Эйдриан положил записку на стол и зевнул.
– Скорее всего, зубрит, готовясь к первым экзаменам. Он всегда был ровно таким занудой. Подай-ка мне Джастина с Мирославом.
Вечная лужа в проходе между двумя колледжами – Королевским и Св. Екатерины, – как обнаружил Эйдриан, замерзла. Весне придется с ней повозиться. Он поплотнее обернул шею Мирославом, своим кашемировым шарфом, и вышел под ледяной ветер, порывами налетавший вдоль Кингз-Пэрейд. Нередко говорят, что Кембридж – это первая остановка ветров, дующих с Урала: в тридцатые то же самое было верно и в отношении политики, не только погоды.
Не податься ли мне в политику? – подумал Эйдриан. Привыкший неизменно идти наперекор господствующим тенденциям, он чувствовал, что левые того и гляди совсем выйдут из моды. Длинные волосы уже вышли, расклешенные джинсы тоже, скоро и к пирогам с элем никто уже не будет притрагиваться – канапе и «Сансер» в лучшем случае, хрустящие хлебцы и минеральная вода – в худшем. Трефузис жаловался, что нынешний первокурсник жестоко его разочаровывает.
– Они теперь вступают в ряды студентов и в брак одновременно, если вы простите мне этот силлепсис, – как-то сказал он. – Пристойность, порядок и пустоголовость. Ни легкомыслия, ни безответственности. Помните то дурацкое описание Леонарда Баста в «Говардс-Энд»?[75]«Он отказался от красоты животного ради фрака и набора идей». Замените фрак рубашкой в полоску, и получите современного кембриджца.
Поспешая мимо Сенат-хауса, Эйдриан заметил двух стариков, стоявших перед витриной книжного магазина «Боуз-энд-Боуз». И добавил в свою походку пружинистости, что часто делал, проходя мимо людей пожилых. По представлениям Эйдриана, старикам следовало взирать на его атлетическую упругость с туманной тоской по собственной юности.

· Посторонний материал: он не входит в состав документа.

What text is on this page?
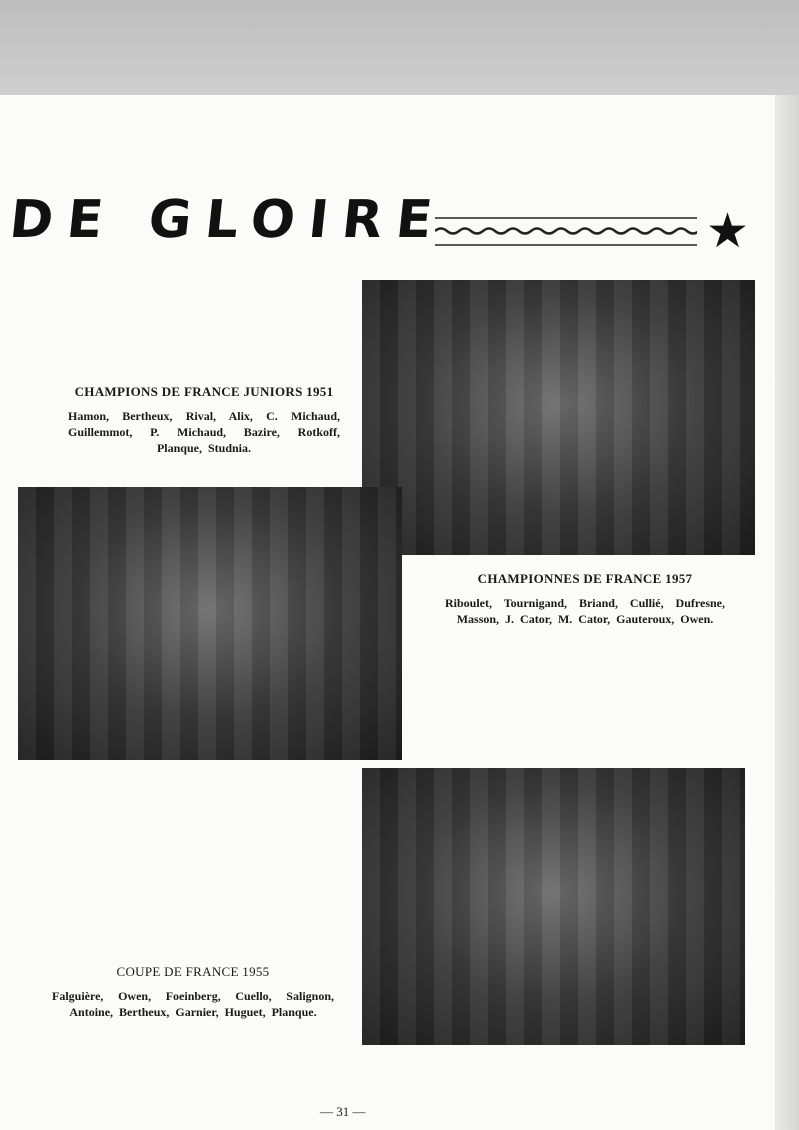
DE GLOIRE	★
CHAMPIONS DE FRANCE JUNIORS 1951

Hamon, Bertheux, Rival, Alix, C. Michaud, Guillemmot, P. Michaud, Bazire, Rotkoff, Planque, Studnia.

CHAMPIONNES DE FRANCE 1957

Riboulet, Tournigand, Briand, Cullié, Dufresne, Masson, J. Cator, M. Cator, Gauteroux, Owen.

COUPE DE FRANCE 1955

Falguière, Owen, Foeinberg, Cuello, Salignon, Antoine, Bertheux, Garnier, Huguet, Planque.

— 31 —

Не то чтобы он хотел порисоваться или посыпать солью раны дряхлых старцев, нет, на самом деле Эйдриан считал, что оказывает им услугу, возможность испытать ностальгию, как если бы он насвистывал тему из «Хэппидрома»[76]или раскручивал диаболо[77].
Едва миновав, с беззаботной легкостью, стариков, Эйдриан оступился и с глухим ударом рухнул наземь. Один из стариков помог ему подняться.
– Вы не ушиблись, юноша?
– Нет, все хорошо… должно быть, поскользнулся на льду.
Используя Джастина, свой зонт, в качестве трости, Эйдриан заковылял по Тринити-стрит, безжалостно высмеивая себя:
– Жопа ты, Эйдриан. Да еще и обставившая все прочие жопы мира на целую милю. Прекрати это немедленно, или я с тобой разговаривать больше не буду. Так-то вот!
– Какая-то проблема, сэр?
– О, простите, нет… я просто… напевал.
Он и не заметил, что произносит все это вслух. Привратник Тринити окинул его подозрительным взглядом, и потому Эйдриан, дабы доказать, что не соврал, намеренно и недвусмысленно запел, хромая по Большому двору.
– Как решишь ты проблему Марии? – заливался он. – Как поймаешь облачко в небе? Как описать, что такое Мария? Попрыгунья, уклончивая клоунесса.
Квартира Хьюго располагалась в угловой башне. Той самой, в которой лорд Байрон держал медведя, что и навлекло на него гнев властей колледжа, чванливо уведомивших его, что держать домашних зверей в жилых помещениях строжайше запрещено. Байрон же уверил их, что это зверь отнюдь не домашний. Медведь не прирученный, до того уж дикий и свирепый, что дальше некуда, – и властям пришлось с неохотой разрешить ему держать медведя и впредь.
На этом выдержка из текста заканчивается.